Author Topic: tfm-tex-0x15.trid.xml for TeX Font Metric; variant with lh=0x15h  (Read 445 times)

jenderek

  • Sr. Member
  • ****
  • Posts: 375
Hello trid users,

some days ago i looked at the content of an exotic CD-ROM. There are also
stored samples which are misidentified. The samples have TFM file name suffix

There exist other variants. So in this session i will handle only variant with
lh=0x15. I will explain later what this means.

So i run trid utility on my TFM samples with lh=0x15h. The samples are not
recognized. Many are described as "Unknown!". For not unknown samples i get
many different descriptions, but all are wrong (see appended trid-v-old.txt in
output). I get many dozens of such TFM samples. It took some time to get dozen
of non TFM samples which matches the misidentified TFM samples.

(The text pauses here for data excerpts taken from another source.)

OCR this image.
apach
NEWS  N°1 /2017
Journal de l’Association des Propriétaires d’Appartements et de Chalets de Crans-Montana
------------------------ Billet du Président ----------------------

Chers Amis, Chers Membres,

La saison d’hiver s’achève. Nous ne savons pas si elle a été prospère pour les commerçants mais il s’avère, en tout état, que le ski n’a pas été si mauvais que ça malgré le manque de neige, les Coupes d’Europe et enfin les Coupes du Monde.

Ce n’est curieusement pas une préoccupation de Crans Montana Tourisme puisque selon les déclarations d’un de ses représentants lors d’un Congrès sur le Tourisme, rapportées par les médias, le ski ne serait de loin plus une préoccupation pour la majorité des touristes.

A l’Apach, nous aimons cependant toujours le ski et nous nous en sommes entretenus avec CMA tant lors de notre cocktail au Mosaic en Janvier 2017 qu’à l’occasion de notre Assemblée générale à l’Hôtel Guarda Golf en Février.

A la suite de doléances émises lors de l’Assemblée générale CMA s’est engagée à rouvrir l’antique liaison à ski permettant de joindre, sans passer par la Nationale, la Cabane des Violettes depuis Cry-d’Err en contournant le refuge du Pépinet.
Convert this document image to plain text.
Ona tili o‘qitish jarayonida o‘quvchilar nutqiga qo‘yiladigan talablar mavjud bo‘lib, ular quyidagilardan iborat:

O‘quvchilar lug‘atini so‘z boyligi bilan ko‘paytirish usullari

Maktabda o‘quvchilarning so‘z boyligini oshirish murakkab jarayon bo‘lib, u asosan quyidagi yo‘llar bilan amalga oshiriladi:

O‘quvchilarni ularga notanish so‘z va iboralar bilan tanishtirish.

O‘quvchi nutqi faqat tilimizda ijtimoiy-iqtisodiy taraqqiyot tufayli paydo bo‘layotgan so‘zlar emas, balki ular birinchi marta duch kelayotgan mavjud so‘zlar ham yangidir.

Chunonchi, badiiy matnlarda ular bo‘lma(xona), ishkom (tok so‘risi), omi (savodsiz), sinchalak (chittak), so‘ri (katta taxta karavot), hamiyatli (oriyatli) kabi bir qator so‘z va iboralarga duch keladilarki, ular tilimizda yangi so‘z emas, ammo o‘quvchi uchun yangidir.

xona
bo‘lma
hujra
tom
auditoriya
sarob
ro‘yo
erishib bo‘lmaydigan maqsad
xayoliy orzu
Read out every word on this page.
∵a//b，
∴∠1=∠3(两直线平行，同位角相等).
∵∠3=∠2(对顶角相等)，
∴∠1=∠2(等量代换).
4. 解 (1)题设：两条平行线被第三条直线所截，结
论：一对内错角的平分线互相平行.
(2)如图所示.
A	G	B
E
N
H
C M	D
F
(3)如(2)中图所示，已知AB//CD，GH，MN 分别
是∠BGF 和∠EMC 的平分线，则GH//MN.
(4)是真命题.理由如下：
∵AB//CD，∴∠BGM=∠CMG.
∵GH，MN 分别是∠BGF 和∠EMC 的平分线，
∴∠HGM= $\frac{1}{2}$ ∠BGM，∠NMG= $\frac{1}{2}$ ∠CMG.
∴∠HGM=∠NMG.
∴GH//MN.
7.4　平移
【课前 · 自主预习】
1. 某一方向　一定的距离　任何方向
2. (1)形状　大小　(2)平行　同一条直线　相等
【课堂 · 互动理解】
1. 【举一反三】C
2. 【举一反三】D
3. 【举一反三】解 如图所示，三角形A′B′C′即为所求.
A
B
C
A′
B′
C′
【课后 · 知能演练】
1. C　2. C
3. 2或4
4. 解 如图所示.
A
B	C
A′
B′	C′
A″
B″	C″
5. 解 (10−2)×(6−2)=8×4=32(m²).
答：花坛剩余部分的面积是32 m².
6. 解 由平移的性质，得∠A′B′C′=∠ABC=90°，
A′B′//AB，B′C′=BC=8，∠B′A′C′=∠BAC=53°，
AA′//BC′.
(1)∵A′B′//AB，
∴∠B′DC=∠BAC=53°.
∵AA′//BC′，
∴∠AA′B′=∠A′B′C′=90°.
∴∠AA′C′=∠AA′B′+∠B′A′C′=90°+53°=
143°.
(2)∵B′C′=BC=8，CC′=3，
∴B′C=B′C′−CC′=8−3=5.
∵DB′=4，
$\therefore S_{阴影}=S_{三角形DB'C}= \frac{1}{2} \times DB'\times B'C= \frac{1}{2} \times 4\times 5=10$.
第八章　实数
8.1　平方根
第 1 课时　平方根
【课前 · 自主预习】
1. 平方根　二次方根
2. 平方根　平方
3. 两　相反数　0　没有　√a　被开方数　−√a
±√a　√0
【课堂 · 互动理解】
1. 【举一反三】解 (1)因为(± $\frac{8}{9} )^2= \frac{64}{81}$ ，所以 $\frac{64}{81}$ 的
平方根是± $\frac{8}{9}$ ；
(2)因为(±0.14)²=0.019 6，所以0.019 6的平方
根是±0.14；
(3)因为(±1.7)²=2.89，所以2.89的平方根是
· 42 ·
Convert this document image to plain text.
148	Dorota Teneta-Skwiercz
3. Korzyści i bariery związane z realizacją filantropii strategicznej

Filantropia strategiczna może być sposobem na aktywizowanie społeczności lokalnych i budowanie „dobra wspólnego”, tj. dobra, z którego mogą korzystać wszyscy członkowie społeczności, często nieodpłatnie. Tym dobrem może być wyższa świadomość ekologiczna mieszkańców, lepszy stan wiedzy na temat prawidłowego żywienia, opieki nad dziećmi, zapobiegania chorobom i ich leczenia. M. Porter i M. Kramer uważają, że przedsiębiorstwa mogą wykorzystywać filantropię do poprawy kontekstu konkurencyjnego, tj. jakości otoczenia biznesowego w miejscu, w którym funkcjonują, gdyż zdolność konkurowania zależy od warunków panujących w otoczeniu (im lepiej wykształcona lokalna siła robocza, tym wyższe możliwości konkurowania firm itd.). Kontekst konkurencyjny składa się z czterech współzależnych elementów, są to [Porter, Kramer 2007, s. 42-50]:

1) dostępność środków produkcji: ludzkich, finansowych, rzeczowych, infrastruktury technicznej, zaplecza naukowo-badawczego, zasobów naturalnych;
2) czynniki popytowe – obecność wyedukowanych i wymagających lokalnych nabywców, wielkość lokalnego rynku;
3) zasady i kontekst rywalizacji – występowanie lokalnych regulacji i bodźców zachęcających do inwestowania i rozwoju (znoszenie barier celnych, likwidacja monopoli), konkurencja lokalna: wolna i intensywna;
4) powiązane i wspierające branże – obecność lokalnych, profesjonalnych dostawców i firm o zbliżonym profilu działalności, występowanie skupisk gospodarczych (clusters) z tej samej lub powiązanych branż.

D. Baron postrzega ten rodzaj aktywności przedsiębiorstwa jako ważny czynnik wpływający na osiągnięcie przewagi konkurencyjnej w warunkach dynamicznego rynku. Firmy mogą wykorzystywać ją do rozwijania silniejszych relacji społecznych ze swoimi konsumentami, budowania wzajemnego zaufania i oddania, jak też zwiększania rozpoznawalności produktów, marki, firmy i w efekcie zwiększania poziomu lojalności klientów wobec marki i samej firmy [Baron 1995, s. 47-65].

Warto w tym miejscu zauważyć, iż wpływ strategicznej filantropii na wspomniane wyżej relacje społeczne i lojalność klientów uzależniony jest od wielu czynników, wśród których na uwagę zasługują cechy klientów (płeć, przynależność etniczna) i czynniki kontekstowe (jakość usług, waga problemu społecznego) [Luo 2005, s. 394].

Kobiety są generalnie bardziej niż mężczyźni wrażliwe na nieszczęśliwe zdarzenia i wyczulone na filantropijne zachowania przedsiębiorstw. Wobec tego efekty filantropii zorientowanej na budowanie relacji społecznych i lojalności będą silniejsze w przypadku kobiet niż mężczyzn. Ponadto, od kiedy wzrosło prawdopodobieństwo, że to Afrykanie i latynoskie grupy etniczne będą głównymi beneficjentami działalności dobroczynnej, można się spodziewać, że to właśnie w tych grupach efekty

For comparison reason i also run the file format identification utility DROID
(See https://sourceforge.net/projects/droid/). Here the samples are also not
recognized and here i got no false description.

For comparison reason i also run file command (version 5.45) on such
samples. Here all samples are not recognized and not described as "TeX font
metric data". Many are described as "data". Unfortunately i get for some
samples also other descriptions.  (see appended file-5.45.txt in output). For
theses TFM samples here mime type application/x-tex-tfm is not shown (see
appended file-i-5.45.txt in output). Here no file name suffix is shown (see
appended file-tex-ext-5.45.txt in output).

Luckily i found page about TeX Font Metrics on file formats archive team web
site and on Wikipedia. So i use the first because the Wikipedia link is there
also mentioned and furthermore link to download samples are here listed. So
the reference URL in new definition is expressed by line like:
 <RefURL>http://fileformats.archiveteam.org/wiki/TeX_Font_Metrics/RefURL>

So i run tridscan on my samples to generate tfm-tex-0x15.trid.xml.  Afterwards
i tried to understand the generated constructs and look if these are always
true. According to specification the six-word (24-byte) file header contains
twelve unsigned 16-bit integers which describes general TFM characteristics
(the length of the file, the range of character codes contained in the font,
and the size of each of the tables). According to specification i patched file
command ( See appended file.tmp in output).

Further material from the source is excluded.